Have also tried a Wintec/Bates with the changeable gullets - the widest gullet didn't even come close to fitting. She is off the scale of their template.

Although I prefer leather saddles, am now considering buying a secondhand synthetic cob type saddle with the four girthing straps (to aid with the saddle slipping problem) and the three changeable (shades of purple/pink) gullet system.

Can anyone advise if I am going in the right direction with this type of saddle for her?

If you have any recommendations or advice, please advise.

Thanks.


----------



## sbloom (2 July 2012)

The reason those saddles aren't working could be numerous - as you know width at the points is only a tiny part of the story.  You need a flat seat and tree from front to back, or at least a flat deepest part - anything too curvy may rock from forwards to back, or may slip sideways.  The panels must be flat and semi-close contact, and the tree may need to have more of an upside down U than the V that most saddles are.

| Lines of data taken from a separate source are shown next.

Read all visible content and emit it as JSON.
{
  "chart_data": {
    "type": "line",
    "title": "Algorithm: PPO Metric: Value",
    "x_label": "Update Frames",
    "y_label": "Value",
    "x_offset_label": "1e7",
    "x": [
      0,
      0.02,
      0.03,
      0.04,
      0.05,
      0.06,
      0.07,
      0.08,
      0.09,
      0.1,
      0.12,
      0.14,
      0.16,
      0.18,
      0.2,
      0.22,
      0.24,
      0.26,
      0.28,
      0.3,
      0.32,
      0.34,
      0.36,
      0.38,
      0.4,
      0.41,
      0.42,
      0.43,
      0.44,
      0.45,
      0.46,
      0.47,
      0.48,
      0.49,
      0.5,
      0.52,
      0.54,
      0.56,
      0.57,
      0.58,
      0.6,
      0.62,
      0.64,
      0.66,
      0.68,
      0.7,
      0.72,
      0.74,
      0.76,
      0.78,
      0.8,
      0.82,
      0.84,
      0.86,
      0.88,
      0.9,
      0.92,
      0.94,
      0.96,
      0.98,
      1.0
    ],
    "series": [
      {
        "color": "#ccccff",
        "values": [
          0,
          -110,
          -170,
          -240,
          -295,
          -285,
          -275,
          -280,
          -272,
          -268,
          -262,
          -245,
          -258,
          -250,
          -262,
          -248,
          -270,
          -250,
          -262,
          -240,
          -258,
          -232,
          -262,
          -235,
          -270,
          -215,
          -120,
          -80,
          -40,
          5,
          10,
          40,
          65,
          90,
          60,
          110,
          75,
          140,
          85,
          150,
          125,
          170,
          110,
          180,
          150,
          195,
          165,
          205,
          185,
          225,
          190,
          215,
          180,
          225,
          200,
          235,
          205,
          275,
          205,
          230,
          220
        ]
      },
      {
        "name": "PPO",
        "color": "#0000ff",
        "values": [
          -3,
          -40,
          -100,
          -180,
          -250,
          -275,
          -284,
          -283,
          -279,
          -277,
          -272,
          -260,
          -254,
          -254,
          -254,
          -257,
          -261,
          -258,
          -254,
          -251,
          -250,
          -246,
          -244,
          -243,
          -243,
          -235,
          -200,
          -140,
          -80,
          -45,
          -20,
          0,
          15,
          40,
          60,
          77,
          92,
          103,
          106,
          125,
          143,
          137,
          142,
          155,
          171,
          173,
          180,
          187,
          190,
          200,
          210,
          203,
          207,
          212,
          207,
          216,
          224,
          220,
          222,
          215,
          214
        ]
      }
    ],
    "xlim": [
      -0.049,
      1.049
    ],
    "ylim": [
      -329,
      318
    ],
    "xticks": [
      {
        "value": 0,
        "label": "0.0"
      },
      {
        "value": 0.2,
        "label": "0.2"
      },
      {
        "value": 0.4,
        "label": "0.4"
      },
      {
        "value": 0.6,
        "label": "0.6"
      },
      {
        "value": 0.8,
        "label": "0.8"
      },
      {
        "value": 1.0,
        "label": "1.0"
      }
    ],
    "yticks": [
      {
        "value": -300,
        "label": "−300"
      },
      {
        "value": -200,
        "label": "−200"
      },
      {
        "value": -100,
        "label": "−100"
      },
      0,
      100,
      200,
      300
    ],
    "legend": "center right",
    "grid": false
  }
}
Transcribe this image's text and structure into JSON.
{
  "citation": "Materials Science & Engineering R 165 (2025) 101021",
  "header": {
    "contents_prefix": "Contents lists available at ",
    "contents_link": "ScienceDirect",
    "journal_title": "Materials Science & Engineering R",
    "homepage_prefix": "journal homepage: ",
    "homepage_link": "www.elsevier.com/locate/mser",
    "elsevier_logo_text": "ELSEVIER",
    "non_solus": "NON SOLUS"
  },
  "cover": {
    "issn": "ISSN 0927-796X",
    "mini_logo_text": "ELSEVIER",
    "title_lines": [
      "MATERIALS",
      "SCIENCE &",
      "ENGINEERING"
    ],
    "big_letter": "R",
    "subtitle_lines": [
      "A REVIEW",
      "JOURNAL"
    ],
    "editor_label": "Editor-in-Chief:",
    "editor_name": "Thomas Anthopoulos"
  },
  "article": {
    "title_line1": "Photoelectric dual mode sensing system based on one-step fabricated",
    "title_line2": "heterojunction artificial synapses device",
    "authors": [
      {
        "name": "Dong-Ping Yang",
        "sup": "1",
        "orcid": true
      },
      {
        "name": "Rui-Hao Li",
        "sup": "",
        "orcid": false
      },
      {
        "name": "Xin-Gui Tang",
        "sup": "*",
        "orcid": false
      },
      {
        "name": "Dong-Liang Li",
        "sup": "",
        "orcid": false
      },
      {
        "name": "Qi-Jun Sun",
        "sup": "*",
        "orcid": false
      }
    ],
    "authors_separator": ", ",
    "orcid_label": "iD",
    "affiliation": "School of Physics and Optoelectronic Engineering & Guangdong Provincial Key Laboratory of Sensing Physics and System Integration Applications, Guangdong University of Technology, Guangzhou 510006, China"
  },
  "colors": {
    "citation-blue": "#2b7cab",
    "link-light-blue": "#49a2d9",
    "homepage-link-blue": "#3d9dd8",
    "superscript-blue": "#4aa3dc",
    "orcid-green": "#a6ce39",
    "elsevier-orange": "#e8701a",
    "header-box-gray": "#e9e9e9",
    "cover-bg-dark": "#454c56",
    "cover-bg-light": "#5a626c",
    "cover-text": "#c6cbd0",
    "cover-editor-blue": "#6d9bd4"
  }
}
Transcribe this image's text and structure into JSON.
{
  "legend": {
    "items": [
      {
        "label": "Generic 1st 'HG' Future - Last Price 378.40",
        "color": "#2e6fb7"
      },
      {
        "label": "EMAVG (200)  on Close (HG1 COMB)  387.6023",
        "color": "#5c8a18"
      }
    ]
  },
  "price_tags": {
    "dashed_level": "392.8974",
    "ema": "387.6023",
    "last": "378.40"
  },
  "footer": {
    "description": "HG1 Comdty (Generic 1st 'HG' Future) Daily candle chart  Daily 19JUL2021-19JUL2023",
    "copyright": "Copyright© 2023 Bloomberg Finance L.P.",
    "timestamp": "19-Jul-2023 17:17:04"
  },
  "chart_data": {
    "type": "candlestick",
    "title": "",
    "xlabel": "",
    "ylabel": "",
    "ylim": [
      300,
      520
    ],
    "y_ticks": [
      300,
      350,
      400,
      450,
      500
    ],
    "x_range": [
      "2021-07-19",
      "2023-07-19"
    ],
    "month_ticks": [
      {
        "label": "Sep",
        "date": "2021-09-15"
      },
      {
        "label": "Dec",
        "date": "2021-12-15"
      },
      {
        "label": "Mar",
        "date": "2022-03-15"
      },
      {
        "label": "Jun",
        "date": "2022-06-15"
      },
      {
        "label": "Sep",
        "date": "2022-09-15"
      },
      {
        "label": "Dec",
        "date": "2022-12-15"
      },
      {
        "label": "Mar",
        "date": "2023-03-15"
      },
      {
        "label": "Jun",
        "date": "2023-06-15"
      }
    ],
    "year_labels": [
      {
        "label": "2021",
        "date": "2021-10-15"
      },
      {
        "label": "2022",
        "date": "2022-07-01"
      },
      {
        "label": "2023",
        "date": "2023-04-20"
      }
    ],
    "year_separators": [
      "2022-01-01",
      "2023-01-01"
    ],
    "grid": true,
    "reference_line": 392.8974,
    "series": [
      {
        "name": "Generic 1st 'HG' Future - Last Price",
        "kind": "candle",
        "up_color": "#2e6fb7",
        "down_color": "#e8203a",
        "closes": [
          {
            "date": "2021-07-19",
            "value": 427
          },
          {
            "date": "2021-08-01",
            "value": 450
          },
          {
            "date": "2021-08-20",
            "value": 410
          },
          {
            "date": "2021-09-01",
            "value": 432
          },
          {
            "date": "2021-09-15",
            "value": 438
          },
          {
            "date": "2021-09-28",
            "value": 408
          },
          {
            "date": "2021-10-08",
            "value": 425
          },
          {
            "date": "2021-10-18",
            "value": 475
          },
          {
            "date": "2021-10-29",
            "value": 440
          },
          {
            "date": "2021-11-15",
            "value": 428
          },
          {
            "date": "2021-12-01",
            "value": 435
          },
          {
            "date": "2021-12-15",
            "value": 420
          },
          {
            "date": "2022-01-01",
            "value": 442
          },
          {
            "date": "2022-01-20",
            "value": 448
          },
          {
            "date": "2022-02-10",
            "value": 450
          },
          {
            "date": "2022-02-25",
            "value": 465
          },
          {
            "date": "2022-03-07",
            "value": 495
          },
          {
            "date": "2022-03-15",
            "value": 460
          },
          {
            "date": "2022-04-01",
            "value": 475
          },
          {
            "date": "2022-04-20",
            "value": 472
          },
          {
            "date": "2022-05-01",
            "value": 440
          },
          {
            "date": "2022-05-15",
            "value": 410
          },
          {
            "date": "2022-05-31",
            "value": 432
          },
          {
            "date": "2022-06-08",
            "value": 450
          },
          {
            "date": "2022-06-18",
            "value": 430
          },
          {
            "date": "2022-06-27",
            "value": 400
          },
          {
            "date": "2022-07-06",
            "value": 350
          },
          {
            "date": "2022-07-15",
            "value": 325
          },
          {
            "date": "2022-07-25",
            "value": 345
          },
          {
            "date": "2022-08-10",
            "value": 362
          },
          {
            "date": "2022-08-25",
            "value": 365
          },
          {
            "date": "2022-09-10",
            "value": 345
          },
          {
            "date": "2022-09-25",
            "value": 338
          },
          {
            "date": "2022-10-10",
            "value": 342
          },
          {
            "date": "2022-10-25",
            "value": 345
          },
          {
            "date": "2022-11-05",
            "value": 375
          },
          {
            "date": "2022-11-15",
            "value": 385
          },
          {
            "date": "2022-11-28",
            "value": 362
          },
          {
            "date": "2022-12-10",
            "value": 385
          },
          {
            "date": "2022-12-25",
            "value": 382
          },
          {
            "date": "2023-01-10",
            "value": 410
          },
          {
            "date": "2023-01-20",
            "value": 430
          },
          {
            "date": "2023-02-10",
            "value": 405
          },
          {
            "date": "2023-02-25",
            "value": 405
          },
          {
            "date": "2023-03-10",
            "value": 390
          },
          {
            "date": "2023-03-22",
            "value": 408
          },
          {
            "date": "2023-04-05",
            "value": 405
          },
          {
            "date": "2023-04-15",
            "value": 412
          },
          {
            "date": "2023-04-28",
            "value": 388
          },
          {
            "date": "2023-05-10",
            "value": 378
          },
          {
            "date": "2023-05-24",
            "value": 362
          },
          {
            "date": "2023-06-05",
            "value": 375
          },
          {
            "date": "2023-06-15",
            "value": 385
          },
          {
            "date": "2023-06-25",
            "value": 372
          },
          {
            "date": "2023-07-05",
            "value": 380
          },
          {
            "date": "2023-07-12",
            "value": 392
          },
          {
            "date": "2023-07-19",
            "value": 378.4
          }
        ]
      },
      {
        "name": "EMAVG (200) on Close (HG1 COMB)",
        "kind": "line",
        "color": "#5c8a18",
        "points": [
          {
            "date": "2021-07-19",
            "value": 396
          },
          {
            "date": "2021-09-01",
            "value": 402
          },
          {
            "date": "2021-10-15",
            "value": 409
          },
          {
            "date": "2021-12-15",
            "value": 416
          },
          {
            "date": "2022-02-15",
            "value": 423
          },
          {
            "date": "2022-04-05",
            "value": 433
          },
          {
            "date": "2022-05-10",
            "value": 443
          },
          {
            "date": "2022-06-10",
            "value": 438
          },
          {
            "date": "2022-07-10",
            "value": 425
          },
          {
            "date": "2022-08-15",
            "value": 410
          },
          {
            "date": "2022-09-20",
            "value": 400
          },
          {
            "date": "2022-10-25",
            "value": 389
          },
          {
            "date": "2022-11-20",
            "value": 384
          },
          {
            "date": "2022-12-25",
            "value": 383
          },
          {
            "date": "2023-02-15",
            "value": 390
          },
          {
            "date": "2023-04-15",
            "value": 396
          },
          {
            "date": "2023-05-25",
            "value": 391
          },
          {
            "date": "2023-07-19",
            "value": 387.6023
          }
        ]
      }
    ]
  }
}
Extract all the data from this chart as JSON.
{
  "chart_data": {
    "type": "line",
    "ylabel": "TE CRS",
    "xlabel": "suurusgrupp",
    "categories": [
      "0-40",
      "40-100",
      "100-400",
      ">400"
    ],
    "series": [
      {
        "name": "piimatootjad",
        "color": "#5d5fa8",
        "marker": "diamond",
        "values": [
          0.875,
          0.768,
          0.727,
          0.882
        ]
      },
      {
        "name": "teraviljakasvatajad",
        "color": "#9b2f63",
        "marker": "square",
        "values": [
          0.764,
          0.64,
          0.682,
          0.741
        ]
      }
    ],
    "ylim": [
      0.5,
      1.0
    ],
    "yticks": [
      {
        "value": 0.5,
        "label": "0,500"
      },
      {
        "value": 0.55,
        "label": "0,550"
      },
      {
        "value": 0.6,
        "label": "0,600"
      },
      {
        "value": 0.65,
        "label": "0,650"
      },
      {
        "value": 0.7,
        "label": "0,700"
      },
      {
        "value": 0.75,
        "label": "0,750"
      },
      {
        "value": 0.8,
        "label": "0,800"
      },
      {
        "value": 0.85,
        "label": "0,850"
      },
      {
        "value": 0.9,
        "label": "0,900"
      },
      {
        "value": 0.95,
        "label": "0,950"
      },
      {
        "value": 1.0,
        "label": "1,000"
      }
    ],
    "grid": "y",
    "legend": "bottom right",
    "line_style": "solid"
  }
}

There are leather brands out there that are specially made for natives and cobs.


----------



## Gleeful Imp (3 July 2012)

I had exactly the same problem!

In the end I had a saddle made to measure exactly as sbloom describes. Cost an arm and a leg, 9 months on cob has lost some serious weight, muscled up and saddle is sitting in garage!


----------



## sbloom (3 July 2012)

I fit for a brand that does off the peg saddles especially for wide natives and cobs, they do exist, and it means you can buy from stock and be protected by the distance selling rules.  Somehow custom saddles often seem to be "too exact" a fit and just dont' offer the adjustability that an off the peg saddle can, though of course all horses can change, and sometimes to the extent they need a different tree.

Some of the bigger general brands have trees and models that are supposed to work well for natives and cobs and many people find success with them (so worth checking out) but I do see a lot of perched "cob" saddles, and general saddles that are to curved.


----------



## Mystified (3 July 2012)

Hi SBloom - can you PM where you are what saddles you fit as I am in exactly the same position with my daughters Arab x.

Currently got a Thorowgood COB GP which I had saddler out to check fit a couple of weeks ago took it away and reflocked but still slips to the right.


----------



## Highlands (12 July 2012)

Native pony saddle, ideal highland and cob tree or an Arabain saddles


----------



## Nari (13 July 2012)

The saddler & I tried loads of different saddles on my very flat & wide welsh cob, including many designed for cobs & natives, & the only one that fitted him was the Ideal H&C. Despite him changing shape & weight quite a lot over the 3 years he's had it it still fits well (had a few tweaks to the flocking, but nothing major) & is also a very comfortable saddle to ride in. Leather, & while not the cheapest there are certainly far more expensive saddles out there.


----------



## sbloom (13 July 2012)

I fit Native Pony and Phoenix saddles, will pm you as well.


----------